Again with the talk radio! This one happened yesterday. Mark Levin, who for some reason I always imagine looks like the scrawny, evil rat from
The Secret of NIMH, was out of his chair yesterday, and there was a guest host, Michael Barrett. He was ranting about how the "current generation" has thrown out the wisdom of the past, and has proclaimed:
Man, if you think marriage ought to be between a man and a woman, and not between two men and two women, you're not with it. If you think our country is great, you're not with it. If you believe we should support the troops, you're not with it. If you believe we should not write hateful things about women and should not put those songs on the radio, man, you're just not with it.
I was gobsmacked by the hateful idiocy contained in that rant. This is one of those classic "ascribe to your enemies all the qualities you perceive in yourself" rants that seem to be coming more and more out of the right.
Karl Rove famously described his strategy thusly. Find your own candidates greatest weakness. Now, accuse your opponent of it. He'll be so flustered with the idea that he'll have a hard time defending himself against it, it will distract from your own candidate's weakness, and it will give the press something to talk about. It worked well against John Kerry and Al Gore: both Vietnam Vets, both athletes, yet by impugning their physical courage and getting the press to talk about it, Rove was able to give his cheerleader and draft-dodger candidate breathing room to make alternative cases while Gore and Kerry flailed about, shocked and horrified that anyone would dare make such an attack on their patriotism.
Barrett's rant makes me think that the Rovian cancer has mestastasized within the conservative body politic. Because here he is, the conservative talk show host, advocating a hateful attitude toward his own country: most people, he says, are idiots. Hate them. Resent them. The 53% of Americans who voted for Obama are either hateful anti-Americans or they're pureblind idiots.
I believe we should give our troops all the support they need: most of that support ought to be dedicated to making sure they get home safely from the unnecessary war of choice. I believe that my country is great and founded on great principles: principles I desperately want my country to embrace and honor in the fullest. I believe that it was and always has been a mistake for the state to arbitrarily recognize the religious commitment called "marriage," and that there is room enough in our civilization for the odd 2% to have civil relationships that encourage fidelity and responsibility. I believe that respect toward women and men is a crucial part of our culture, and that the foul material heard in some radio doesn't deserve the attention it gets, but censorship isn't the answer.
But Barrett wasn't done with his rant. He went on to say,
Let me ask you something. They all say we shouldn't look to the past, but we should look forward. The past has nothing to teach us. Tradition isn't valuable. Let me ask you this: Are cars better than they were 30 years ago? Are your children safer than they were 30 years ago? Are parents better than they were 30 years ago?
Cars are better than they were 30 years ago. (1978? Holy cow, that was a crappy year for cars!) They're safer in an accident, they get much better mileage, and they require less costly maintenance. Fewer people die in automobile crashes than they did at any time in history.
Parents: in general, yes. They know more. They have access to more information. There's a better support system than ever in terms of education and community, if only you have the wherewithall to use it. If they let their children fail, they have fewer excuses than at any time in the past.
And yes, children are far safer than they were 30 years ago.
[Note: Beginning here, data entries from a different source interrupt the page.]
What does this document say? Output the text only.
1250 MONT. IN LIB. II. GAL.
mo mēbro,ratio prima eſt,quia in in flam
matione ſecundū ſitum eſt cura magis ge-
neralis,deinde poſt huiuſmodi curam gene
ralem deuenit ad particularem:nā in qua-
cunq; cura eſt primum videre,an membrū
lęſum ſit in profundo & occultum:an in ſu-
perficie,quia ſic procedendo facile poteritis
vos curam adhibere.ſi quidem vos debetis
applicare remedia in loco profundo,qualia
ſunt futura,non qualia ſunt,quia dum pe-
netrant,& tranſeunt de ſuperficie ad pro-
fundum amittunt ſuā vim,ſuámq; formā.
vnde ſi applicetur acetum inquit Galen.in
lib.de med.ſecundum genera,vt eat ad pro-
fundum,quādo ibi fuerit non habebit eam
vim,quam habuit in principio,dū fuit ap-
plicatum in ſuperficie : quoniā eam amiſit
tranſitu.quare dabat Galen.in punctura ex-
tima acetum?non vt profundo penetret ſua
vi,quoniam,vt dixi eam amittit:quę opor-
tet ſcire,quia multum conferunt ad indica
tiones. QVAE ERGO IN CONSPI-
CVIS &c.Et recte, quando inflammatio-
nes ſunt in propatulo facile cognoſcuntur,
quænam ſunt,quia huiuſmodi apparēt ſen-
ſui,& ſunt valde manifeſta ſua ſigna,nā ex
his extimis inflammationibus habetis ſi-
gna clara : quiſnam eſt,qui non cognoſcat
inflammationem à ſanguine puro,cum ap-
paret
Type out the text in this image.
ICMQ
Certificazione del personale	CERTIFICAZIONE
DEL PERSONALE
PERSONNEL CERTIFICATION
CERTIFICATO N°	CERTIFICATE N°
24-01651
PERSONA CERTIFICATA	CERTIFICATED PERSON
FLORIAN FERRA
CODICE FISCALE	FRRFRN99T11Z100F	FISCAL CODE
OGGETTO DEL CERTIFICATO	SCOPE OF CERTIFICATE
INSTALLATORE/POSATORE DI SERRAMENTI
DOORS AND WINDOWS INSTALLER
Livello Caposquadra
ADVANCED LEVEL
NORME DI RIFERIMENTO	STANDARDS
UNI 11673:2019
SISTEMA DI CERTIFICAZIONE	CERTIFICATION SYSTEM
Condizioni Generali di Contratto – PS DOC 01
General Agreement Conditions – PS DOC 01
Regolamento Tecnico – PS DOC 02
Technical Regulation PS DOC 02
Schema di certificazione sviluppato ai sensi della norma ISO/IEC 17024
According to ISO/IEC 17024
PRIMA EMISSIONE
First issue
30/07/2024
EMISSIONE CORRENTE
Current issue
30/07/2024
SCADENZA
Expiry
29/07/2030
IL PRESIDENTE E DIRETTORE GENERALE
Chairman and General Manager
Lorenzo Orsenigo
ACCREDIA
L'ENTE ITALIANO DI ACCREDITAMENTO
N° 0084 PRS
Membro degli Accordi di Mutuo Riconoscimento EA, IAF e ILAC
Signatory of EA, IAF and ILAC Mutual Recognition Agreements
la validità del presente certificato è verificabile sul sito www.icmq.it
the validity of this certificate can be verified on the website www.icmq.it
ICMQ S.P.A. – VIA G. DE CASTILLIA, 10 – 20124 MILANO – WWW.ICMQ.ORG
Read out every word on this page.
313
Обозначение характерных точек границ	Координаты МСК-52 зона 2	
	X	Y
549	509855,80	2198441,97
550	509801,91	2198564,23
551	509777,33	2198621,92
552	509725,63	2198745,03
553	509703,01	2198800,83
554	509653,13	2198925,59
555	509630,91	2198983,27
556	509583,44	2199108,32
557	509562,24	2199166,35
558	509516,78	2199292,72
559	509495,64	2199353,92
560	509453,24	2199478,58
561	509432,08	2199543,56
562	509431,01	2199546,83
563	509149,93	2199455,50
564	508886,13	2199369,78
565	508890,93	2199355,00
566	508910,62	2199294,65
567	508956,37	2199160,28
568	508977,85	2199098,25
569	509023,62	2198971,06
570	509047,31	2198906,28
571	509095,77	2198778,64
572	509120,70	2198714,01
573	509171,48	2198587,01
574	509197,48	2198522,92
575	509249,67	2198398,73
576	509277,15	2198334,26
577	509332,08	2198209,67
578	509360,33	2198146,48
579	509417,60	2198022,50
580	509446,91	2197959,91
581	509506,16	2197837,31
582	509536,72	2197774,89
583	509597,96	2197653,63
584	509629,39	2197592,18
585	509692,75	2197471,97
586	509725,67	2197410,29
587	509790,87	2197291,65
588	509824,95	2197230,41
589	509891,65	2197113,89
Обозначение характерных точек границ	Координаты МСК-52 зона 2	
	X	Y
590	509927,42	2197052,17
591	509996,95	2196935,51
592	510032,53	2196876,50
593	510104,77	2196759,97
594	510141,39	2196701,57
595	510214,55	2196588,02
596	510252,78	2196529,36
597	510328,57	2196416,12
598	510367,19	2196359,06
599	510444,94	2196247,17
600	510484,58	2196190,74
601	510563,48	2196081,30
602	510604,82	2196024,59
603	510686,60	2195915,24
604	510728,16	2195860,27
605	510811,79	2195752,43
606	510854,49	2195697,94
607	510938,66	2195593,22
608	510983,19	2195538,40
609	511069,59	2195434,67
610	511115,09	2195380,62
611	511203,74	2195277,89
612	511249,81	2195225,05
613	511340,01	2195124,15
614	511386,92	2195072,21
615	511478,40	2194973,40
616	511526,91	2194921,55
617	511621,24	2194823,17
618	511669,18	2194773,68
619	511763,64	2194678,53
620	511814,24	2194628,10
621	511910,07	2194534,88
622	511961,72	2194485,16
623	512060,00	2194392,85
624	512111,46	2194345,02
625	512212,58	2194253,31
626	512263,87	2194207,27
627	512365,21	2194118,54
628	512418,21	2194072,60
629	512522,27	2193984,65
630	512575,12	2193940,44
Crime statistics universally show them to be safer now than in 1978, or 1968, or even 1958. The current generation is growing up healthier and just as ready to take on the world we're leaving them as we were ready to take on the world our parents left us.
When Barrett goes off like this, what he's really telling his audience is that we should
hate our successes, and wish for the "simpler" time, when the violence and mayhem went on behind closed doors and in the back pages of the newspaper, and we lived in blissful ignorance of the agonies outside our little towns.
Barrett's anti-Americanism, his opposition to the progress we've made, is on full display in his words, and we shouldn't be afraid to call him on it.